Deconstructing the infinite

Mahatria Ra helped listeners set their goals for 2014 — leave your comfort zone and go for total transformation

January 04, 2014 01:39 pm | Updated May 13, 2016 07:07 am IST

04 MP Mahatria

04 MP Mahatria

At 3 p.m. sharp, the doors close at the University Centenary Hall. Mahatria Ra walks in, in his signature kurta-sherwani and haloed hair, to deliver his message, with a shot of hug-therapy. “Love you so much” he says. “If you don’t respond loudly, I’ll retain you,” he quips. The discourse is slated for two hours – a half hour beyond. We are here for initiation into infinitheism, his trademark pill for a better world. The stage is set.

The discourse is on ‘Remember Now’, a story by Walter Dudley Cavert. Some grubs in a pond couldn’t understand why none came back after crawling up the lily stems to the surface. One of them, vowing to return to tell his story went up, rested on a lily pad and voila, transformed into a beautiful dragonfly. Flying over the pond, he peered down at his friends below, and realised that even if they could see him they would not recognise him. Cavert equates this transformation to death, but our guru gives it a living interpretation to align it with the theme: the human spirit.

Like the dragonfly, your transformation should be complete. Your past should be such that your friends won’t recognise the new you. In 2014 go for total transformation, not less-weight, less-temper, going home for dinner. It should be trans – formation, not modification.

Leave your comfort zone, he said. If you don’t give up being a grub, you will never blossom into a dragonfly. Sure, friends will say, “maritaan” (he’s changed), but that’s the price you pay for growth. Let go, take risks, move on, to harness the infinite possibilities of the future. Be a living inspiration, not a historical one. Those who cannot achieve by listening to these discourses will do it seeing your life. People should say, “if he can, I can.” The greatest joy is to inspire, not be “me, mine, myself”. Examples ranged from Gandhi and Vivekananda to Edmund Hillary and Narayana Murthy, King Khan and Warren Buffett to Rajinikanth.

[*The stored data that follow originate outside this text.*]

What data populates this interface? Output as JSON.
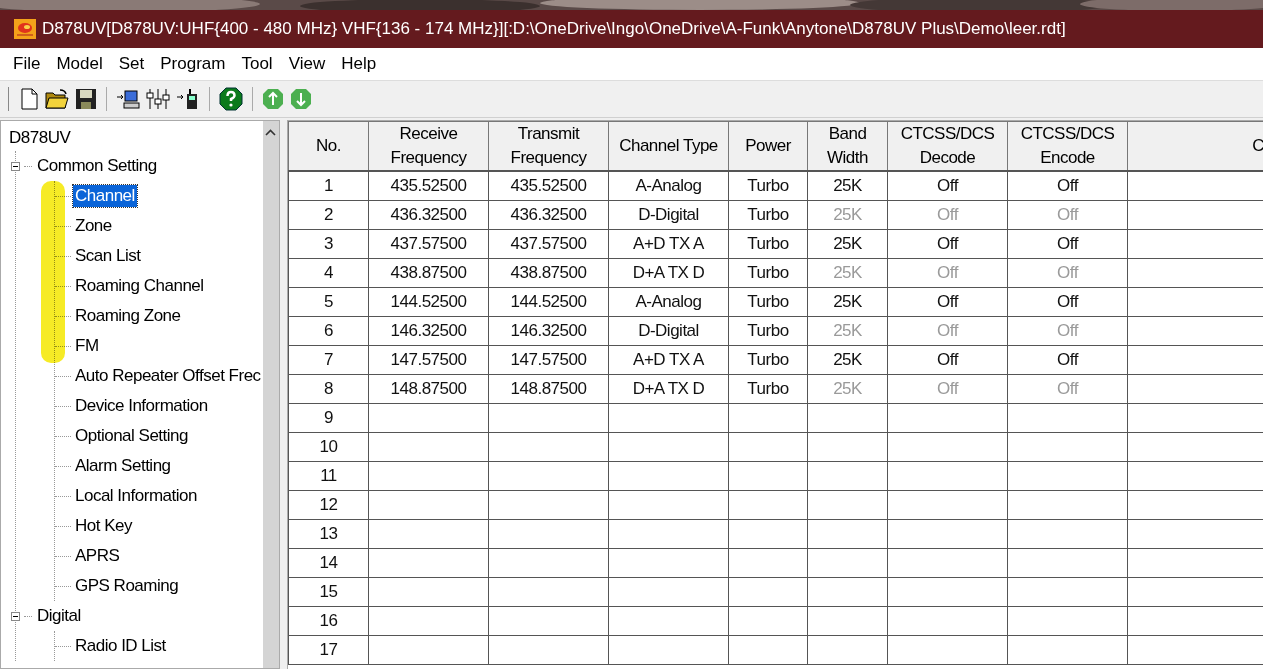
{
  "window": {
    "title": "D878UV[D878UV:UHF{400 - 480 MHz} VHF{136 - 174 MHz}][:D:\\OneDrive\\Ingo\\OneDrive\\A-Funk\\Anytone\\D878UV Plus\\Demo\\leer.rdt]"
  },
  "menu": [
    "File",
    "Model",
    "Set",
    "Program",
    "Tool",
    "View",
    "Help"
  ],
  "tree": {
    "label": "D878UV",
    "children": [
      {
        "label": "Common Setting",
        "expanded": true,
        "selected": false,
        "children": [
          {
            "label": "Channel",
            "selected": true
          },
          {
            "label": "Zone",
            "selected": false
          },
          {
            "label": "Scan List",
            "selected": false
          },
          {
            "label": "Roaming Channel",
            "selected": false
          },
          {
            "label": "Roaming Zone",
            "selected": false
          },
          {
            "label": "FM",
            "selected": false
          },
          {
            "label": "Auto Repeater Offset Frec",
            "selected": false
          },
          {
            "label": "Device Information",
            "selected": false
          },
          {
            "label": "Optional Setting",
            "selected": false
          },
          {
            "label": "Alarm Setting",
            "selected": false
          },
          {
            "label": "Local Information",
            "selected": false
          },
          {
            "label": "Hot Key",
            "selected": false
          },
          {
            "label": "APRS",
            "selected": false
          },
          {
            "label": "GPS Roaming",
            "selected": false
          }
        ]
      },
      {
        "label": "Digital",
        "expanded": true,
        "selected": false,
        "children": [
          {
            "label": "Radio ID List",
            "selected": false
          }
        ]
      }
    ]
  },
  "table": {
    "columns": [
      "No.",
      "Receive Frequency",
      "Transmit Frequency",
      "Channel Type",
      "Power",
      "Band Width",
      "CTCSS/DCS Decode",
      "CTCSS/DCS Encode",
      "C"
    ],
    "rows": [
      {
        "no": "1",
        "rx": "435.52500",
        "tx": "435.52500",
        "type": "A-Analog",
        "power": "Turbo",
        "bw": "25K",
        "decode": "Off",
        "encode": "Off",
        "disabled": false
      },
      {
        "no": "2",
        "rx": "436.32500",
        "tx": "436.32500",
        "type": "D-Digital",
        "power": "Turbo",
        "bw": "25K",
        "decode": "Off",
        "encode": "Off",
        "disabled": true
      },
      {
        "no": "3",
        "rx": "437.57500",
        "tx": "437.57500",
        "type": "A+D TX A",
        "power": "Turbo",
        "bw": "25K",
        "decode": "Off",
        "encode": "Off",
        "disabled": false
      },
      {
        "no": "4",
        "rx": "438.87500",
        "tx": "438.87500",
        "type": "D+A TX D",
        "power": "Turbo",
        "bw": "25K",
        "decode": "Off",
        "encode": "Off",
        "disabled": true
      },
      {
        "no": "5",
        "rx": "144.52500",
        "tx": "144.52500",
        "type": "A-Analog",
        "power": "Turbo",
        "bw": "25K",
        "decode": "Off",
        "encode": "Off",
        "disabled": false
      },
      {
        "no": "6",
        "rx": "146.32500",
        "tx": "146.32500",
        "type": "D-Digital",
        "power": "Turbo",
        "bw": "25K",
        "decode": "Off",
        "encode": "Off",
        "disabled": true
      },
      {
        "no": "7",
        "rx": "147.57500",
        "tx": "147.57500",
        "type": "A+D TX A",
        "power": "Turbo",
        "bw": "25K",
        "decode": "Off",
        "encode": "Off",
        "disabled": false
      },
      {
        "no": "8",
        "rx": "148.87500",
        "tx": "148.87500",
        "type": "D+A TX D",
        "power": "Turbo",
        "bw": "25K",
        "decode": "Off",
        "encode": "Off",
        "disabled": true
      },
      {
        "no": "9"
      },
      {
        "no": "10"
      },
      {
        "no": "11"
      },
      {
        "no": "12"
      },
      {
        "no": "13"
      },
      {
        "no": "14"
      },
      {
        "no": "15"
      },
      {
        "no": "16"
      },
      {
        "no": "17"
      }
    ]
  }
}
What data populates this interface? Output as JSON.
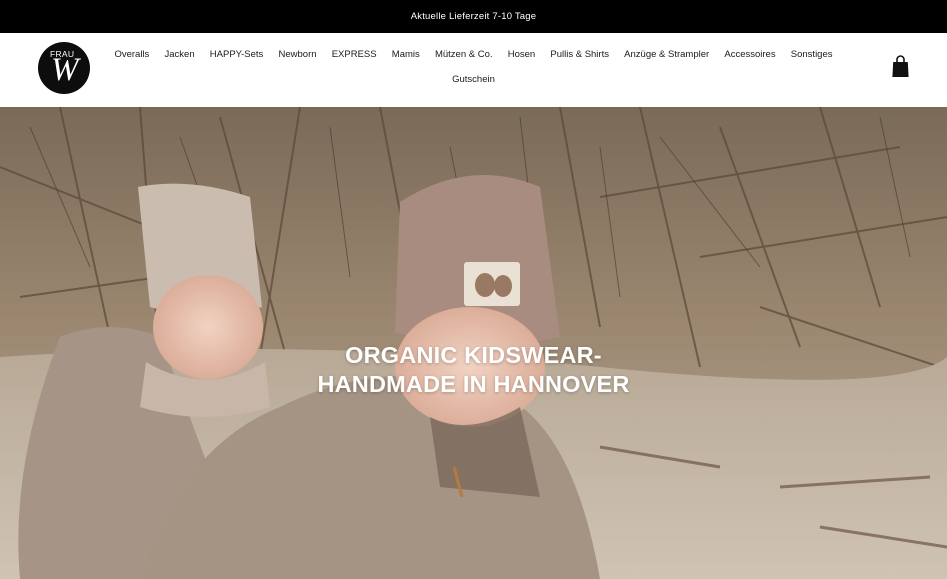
{
  "announcement": {
    "text": "Aktuelle Lieferzeit  7-10 Tage"
  },
  "logo": {
    "top_text": "FRAU",
    "letter": "W"
  },
  "nav": {
    "row1": [
      "Overalls",
      "Jacken",
      "HAPPY-Sets",
      "Newborn",
      "EXPRESS",
      "Mamis",
      "Mützen & Co.",
      "Hosen",
      "Pullis & Shirts",
      "Anzüge & Strampler",
      "Accessoires",
      "Sonstiges"
    ],
    "row2": [
      "Gutschein"
    ]
  },
  "cart": {
    "icon": "shopping-bag-icon"
  },
  "hero": {
    "title_line1": "ORGANIC KIDSWEAR-",
    "title_line2": "HANDMADE IN HANNOVER"
  },
  "colors": {
    "announcement_bg": "#000000",
    "announcement_text": "#ffffff",
    "nav_text": "#1a1a1a"
  }
}
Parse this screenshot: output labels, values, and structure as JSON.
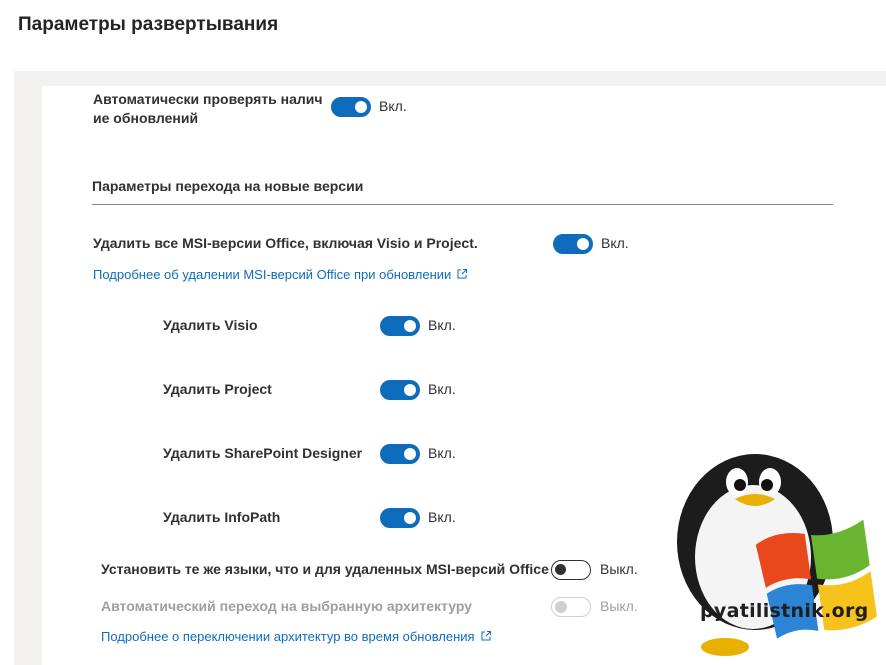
{
  "page": {
    "title": "Параметры развертывания"
  },
  "auto_update": {
    "label_line1": "Автоматически проверять налич",
    "label_line2": "ие обновлений",
    "state": "Вкл.",
    "on": true
  },
  "upgrade_section": {
    "title": "Параметры перехода на новые версии"
  },
  "remove_msi": {
    "label": "Удалить все MSI-версии Office, включая Visio и Project.",
    "state": "Вкл.",
    "on": true,
    "link": "Подробнее об удалении MSI-версий Office при обновлении"
  },
  "sub_options": [
    {
      "label": "Удалить Visio",
      "state": "Вкл.",
      "on": true
    },
    {
      "label": "Удалить Project",
      "state": "Вкл.",
      "on": true
    },
    {
      "label": "Удалить SharePoint Designer",
      "state": "Вкл.",
      "on": true
    },
    {
      "label": "Удалить InfoPath",
      "state": "Вкл.",
      "on": true
    }
  ],
  "same_languages": {
    "label": "Установить те же языки, что и для удаленных MSI-версий Office",
    "state": "Выкл.",
    "on": false
  },
  "auto_arch": {
    "label": "Автоматический переход на выбранную архитектуру",
    "state": "Выкл.",
    "on": false,
    "disabled": true
  },
  "arch_link": {
    "label": "Подробнее о переключении архитектур во время обновления"
  },
  "watermark": {
    "text": "pyatilistnik.org"
  },
  "colors": {
    "accent": "#0f6cbd",
    "text": "#323130",
    "disabled": "#a19f9d",
    "panel": "#f3f2f1"
  }
}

There were other take-aways: Come out of excuses like “I am only a common man, I am not capable”. At birth there is no common-legend difference. All chessmen can reach the other end. Recognise the potential within you to do larger good. Soon heaven will be here, yeh hi hai jannat . He took a dig at note-takers. “We learn by doing, not from notes.” Was Arjuna taking notes? Gita was not for enhancing memory, but for transformation.”

He touched on evolutionary biology for his denouement. Humans with their sixth sense of differentiation (good/bad, pain/comfort) live in a cosmic magnetic field, he said. Cosmic is magnetic field, individual is the bio-magnetic field. Magnetise the good vibrations, turn your internal compass towards it. Millions want to do good, so get your magnet right to attract these vibrations. Ask: Is my magnet right? Check if your thoughts and feelings are right, your process is congruent to your goals, if you have the energy to carry it out. Your most dominant thought becomes the direction. Negative thinking does not bring success. Jacques Kallis got his hundred because he was a better thinker. Think for, not against.

He releases his Tamil magazine. “We broke patterns, embraced e-media, and in just 14 months, infinitheism impacted multiple times what we did in 16-and-a-half years. Sunday satsang gets the highest dataload in 124 countries.”

The best came in the end: To find your spiritual connect, try silence, meditation, non-doing. To catch that path-breaking thought, walk alone on the beach, watch fish, listen to music, sing a song that comes from your heart. Be still, enjoy moments of quiet. “Trust you will have a new future, love you,” he concludes.